Weird Blend Of Neuroscience And Self-Help Lacks Critically Necessary Documentation. This book is fascinating in a lot of ways, and could genuinely help some people, but its critical flaw is also its biggest: showing up at just 12% documentation – at least in the Advance Review Copy edition I read over a month before publication (and which I’ve had for several weeks already before getting to it) when you’re proposing a novel diagnosis of neuroscience fails the Sagan Standard (extraordinary claims require extraordinary evidence) pretty damn badly.
Now, for what the book actually covers… “weird” is actually putting it nicely. This is a novel blend of science and self help unlike any I’ve ever personally come across, and I read literally hundreds of books per year. (Admittedly across nearly all genres and not just in the neuroscience/ self-help spaces.)
Both the science and the self-help seem reasonable enough to a layman who simply reads a lot, though I’m nearly positive both actual neuroscientists and psychologists may have more choice words and harsher criticism there.

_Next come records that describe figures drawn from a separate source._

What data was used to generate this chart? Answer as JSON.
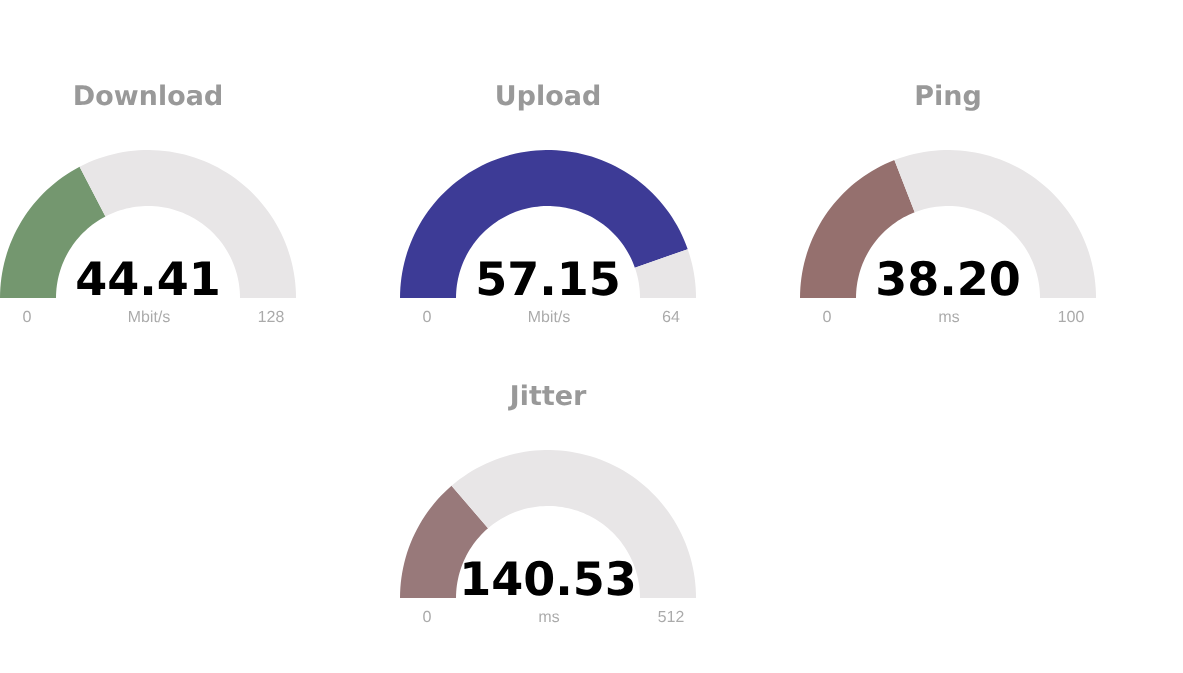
{
  "chart_data": [
    {
      "type": "donut",
      "title": "Download",
      "categories": [
        null,
        null
      ],
      "values": [
        34.7,
        65.3
      ],
      "colors": [
        "#74976f",
        "#e8e6e7"
      ],
      "annotations": [
        "44.41",
        "0",
        "Mbit/s",
        "128"
      ]
    },
    {
      "type": "donut",
      "title": "Upload",
      "categories": [
        null,
        null
      ],
      "values": [
        89.3,
        10.7
      ],
      "colors": [
        "#3d3b96",
        "#e8e6e7"
      ],
      "annotations": [
        "57.15",
        "0",
        "Mbit/s",
        "64"
      ]
    },
    {
      "type": "donut",
      "title": "Ping",
      "categories": [
        null,
        null
      ],
      "values": [
        38.2,
        61.8
      ],
      "colors": [
        "#95706e",
        "#e8e6e7"
      ],
      "annotations": [
        "38.20",
        "0",
        "ms",
        "100"
      ]
    },
    {
      "type": "donut",
      "title": "Jitter",
      "categories": [
        null,
        null
      ],
      "values": [
        27.4,
        72.6
      ],
      "colors": [
        "#98797a",
        "#e8e6e7"
      ],
      "annotations": [
        "140.53",
        "0",
        "ms",
        "512"
      ]
    }
  ]
}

But again, the severely lacking documentation, knowing this is such a novel concept… I mean, I only removed one star because that’s what I do for lack of documentation, but the case really could be made that the lack of documentation combined with the novel claims here are a much bigger problem than a single star deduction. But read the book for yourself and write your own review and let’s see what you think there.
Overall it is an interesting and very easy to read book (at least for those accustomed to reading popular neuroscience type books), I’m just not sure I would trust what it says any further than I could physically throw the book.
Recommended. But think critically about it.
This review of Smitten by Tom Bellamy was originally written on December 30, 2025.